Schiavoni to Retire from Sag Harbor School Board

0
706
Tommy John Schiavoni, pictured while campaigning last fall, got an earful this week at the Bridgehampton CAC meeting. Michael Heller photo
Southampton Town Councilman-elect Tommy John Schiavoni during a town candidate debate in October. Michael Heller photo

By Christine Sampson

Sag Harbor School Board member Tommy John Schiavoni, who was elected November 7 to the Southampton Town Council, said Monday he will step down from his seat on the school board in December.

“After much consideration, I have decided to resign from the Sag Harbor Board of Education, with my last meeting [on] December 18,” Mr. Schiavoni, who will be sworn into his position with Southampton Town in early January, said in an email to The Sag Harbor Express.

Mr. Schiavoni, who ran as a Democrat, will be a newcomer to the Southampton Town Council. He currently works as a history, government and economics teacher in the Center Moriches School District, and is a member of the Southampton Town Zoning Board of Appeals. He is a past member of the North Haven Village Board of Trustees.

He was originally appointed to the Sag Harbor School Board in 2014 to fill a seat vacated by former board member Daniel Hartnett, who had resigned after moving out-of-district. Mr. Schiavoni was then elected to a full three-year term in May of 2015. At the time of his anticipated resignation in December, he will have served all but six months of that term.

“Only the supervisor of a town is prohibited by New York State law from serving on a school board, but for me, it’s because I’m eager to begin my work as a councilman,” he said. “There is going to be a learning curve.”

Mr. Schiavoni said he will also continue his teaching position in Center Moriches.

During the 2016-17 school year, Mr. Schiavoni served as school board vice president. He received a nomination this past July to again serve as vice president, but he politely declined.

“I’m proud of the work we’ve done in Sag Harbor, particularly with the work we did on bond issue number one from 2013 and the field,” he said. “I think the school has been well-run, and I’m honored to have served with my fellow board members over the last three-and-a-half years.”

Sag Harbor School Board President Diana Kolhoff said in a message to The Express Monday she had only just learned that morning of Mr. Schiavoni’s intent to step down.

“I informed the board via email,” Ms. Kolhoff said.
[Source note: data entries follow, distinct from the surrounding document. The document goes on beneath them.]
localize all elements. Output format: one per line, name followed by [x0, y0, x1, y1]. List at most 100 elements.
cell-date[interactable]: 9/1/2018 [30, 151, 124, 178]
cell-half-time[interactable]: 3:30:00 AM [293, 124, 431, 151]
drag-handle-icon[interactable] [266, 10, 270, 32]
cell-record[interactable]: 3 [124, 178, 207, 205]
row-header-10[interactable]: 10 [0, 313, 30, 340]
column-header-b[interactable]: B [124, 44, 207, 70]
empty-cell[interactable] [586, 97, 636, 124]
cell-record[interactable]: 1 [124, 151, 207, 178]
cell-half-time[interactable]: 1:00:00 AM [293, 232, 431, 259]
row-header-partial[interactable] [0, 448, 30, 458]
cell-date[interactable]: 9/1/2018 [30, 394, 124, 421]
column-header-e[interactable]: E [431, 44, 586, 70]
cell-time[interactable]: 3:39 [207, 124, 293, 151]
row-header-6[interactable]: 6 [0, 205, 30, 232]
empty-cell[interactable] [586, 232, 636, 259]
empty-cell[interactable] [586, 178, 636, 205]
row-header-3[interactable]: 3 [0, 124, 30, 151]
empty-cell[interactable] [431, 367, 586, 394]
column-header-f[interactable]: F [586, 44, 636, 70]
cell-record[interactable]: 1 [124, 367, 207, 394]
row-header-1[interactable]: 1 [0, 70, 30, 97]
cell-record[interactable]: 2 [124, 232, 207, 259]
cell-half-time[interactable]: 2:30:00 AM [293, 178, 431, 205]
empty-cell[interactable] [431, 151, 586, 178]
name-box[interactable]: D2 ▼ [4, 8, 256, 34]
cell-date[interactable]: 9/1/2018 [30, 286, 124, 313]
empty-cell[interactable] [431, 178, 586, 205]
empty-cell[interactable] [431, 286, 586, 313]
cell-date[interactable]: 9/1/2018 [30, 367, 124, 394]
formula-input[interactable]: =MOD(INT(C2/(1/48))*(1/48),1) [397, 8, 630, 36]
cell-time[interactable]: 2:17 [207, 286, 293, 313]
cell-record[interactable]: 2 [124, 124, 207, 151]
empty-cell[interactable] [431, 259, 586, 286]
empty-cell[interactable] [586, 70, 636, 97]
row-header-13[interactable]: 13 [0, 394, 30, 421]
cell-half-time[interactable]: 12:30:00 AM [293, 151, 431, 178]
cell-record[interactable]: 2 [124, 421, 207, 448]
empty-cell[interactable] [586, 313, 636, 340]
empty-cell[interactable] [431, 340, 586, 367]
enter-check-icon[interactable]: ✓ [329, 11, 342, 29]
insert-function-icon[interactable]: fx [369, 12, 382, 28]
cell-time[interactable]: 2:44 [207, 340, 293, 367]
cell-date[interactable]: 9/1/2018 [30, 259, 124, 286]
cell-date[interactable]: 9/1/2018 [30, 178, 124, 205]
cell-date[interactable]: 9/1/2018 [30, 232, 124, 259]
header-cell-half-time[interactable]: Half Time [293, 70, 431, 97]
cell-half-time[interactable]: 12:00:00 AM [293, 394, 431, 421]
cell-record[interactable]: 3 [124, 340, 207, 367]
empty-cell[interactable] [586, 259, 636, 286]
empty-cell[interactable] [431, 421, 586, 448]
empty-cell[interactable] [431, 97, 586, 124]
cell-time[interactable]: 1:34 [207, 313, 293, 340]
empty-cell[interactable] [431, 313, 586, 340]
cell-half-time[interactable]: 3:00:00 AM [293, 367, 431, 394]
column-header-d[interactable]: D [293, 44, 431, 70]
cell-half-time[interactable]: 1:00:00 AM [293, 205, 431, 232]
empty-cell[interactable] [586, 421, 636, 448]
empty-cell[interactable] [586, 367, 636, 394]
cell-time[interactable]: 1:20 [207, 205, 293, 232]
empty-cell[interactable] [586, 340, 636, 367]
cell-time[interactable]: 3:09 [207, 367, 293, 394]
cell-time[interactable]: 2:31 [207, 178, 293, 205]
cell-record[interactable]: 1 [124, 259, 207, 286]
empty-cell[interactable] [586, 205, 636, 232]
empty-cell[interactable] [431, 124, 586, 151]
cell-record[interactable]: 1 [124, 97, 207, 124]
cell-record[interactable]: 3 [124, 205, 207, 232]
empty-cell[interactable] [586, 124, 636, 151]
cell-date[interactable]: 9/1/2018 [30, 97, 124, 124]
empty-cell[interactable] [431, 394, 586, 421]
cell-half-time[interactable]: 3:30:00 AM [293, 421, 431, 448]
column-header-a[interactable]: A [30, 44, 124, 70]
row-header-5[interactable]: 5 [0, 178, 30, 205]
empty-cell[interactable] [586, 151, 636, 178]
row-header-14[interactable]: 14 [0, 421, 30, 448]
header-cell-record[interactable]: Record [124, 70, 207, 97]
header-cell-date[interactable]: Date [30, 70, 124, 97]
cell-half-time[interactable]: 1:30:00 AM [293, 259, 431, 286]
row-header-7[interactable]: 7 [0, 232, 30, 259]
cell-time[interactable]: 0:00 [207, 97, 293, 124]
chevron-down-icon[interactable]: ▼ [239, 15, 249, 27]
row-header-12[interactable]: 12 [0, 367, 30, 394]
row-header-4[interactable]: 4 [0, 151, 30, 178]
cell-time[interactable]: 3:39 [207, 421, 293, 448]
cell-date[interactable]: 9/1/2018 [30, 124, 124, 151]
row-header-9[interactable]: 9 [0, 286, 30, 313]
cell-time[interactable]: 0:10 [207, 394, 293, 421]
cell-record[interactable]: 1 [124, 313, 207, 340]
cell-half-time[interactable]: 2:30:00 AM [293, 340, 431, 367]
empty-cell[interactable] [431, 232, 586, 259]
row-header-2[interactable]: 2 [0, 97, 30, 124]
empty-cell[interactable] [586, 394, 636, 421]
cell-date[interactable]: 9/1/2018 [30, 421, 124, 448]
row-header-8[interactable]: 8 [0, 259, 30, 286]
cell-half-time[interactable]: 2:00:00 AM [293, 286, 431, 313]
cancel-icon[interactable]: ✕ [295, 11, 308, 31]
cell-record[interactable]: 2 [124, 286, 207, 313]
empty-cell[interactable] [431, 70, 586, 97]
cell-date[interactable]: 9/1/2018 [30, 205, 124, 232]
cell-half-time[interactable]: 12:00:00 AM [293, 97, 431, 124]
According to Article 43, part 1, section 2113 of New York State Education Law, if a vacancy arises on a school board, it may choose to appoint a new member, and if that option is pursued it must be by a majority vote of the full board. A board may also choose to hold a special election within 90 days of the date the vacancy is established. If a special election takes place in Sag Harbor, the new trustee would serve the remaining few months of Mr. Schiavoni’s term. The board could also choose to leave the seat empty. However, if the board does not choose to appoint someone and a special election is not held, according to state education law, the superintendent of the supervisory district, which in this case is the Eastern Suffolk Board of Cooperative Educational Services, “may appoint a competent person to fill the vacancy until the next annual election.” The state education commissioner could also step in and order a special election.

“We will have to discuss our options,” Ms. Kolhoff said. “No decisions have been made.”

She said the board would discuss steps forward publicly during its next meeting, which is scheduled for Monday, December 4, at 6:30 p.m. in the Pierson Middle-High School library.

Sag Harbor Superintendent Katy Graves could not immediately be reached for comment Monday.

An earlier version of this article incorrectly stated the superintendent of schools had the authority to appoint someone to serve on the school board should a vacancy arise and a special election not be held. The article has been corrected.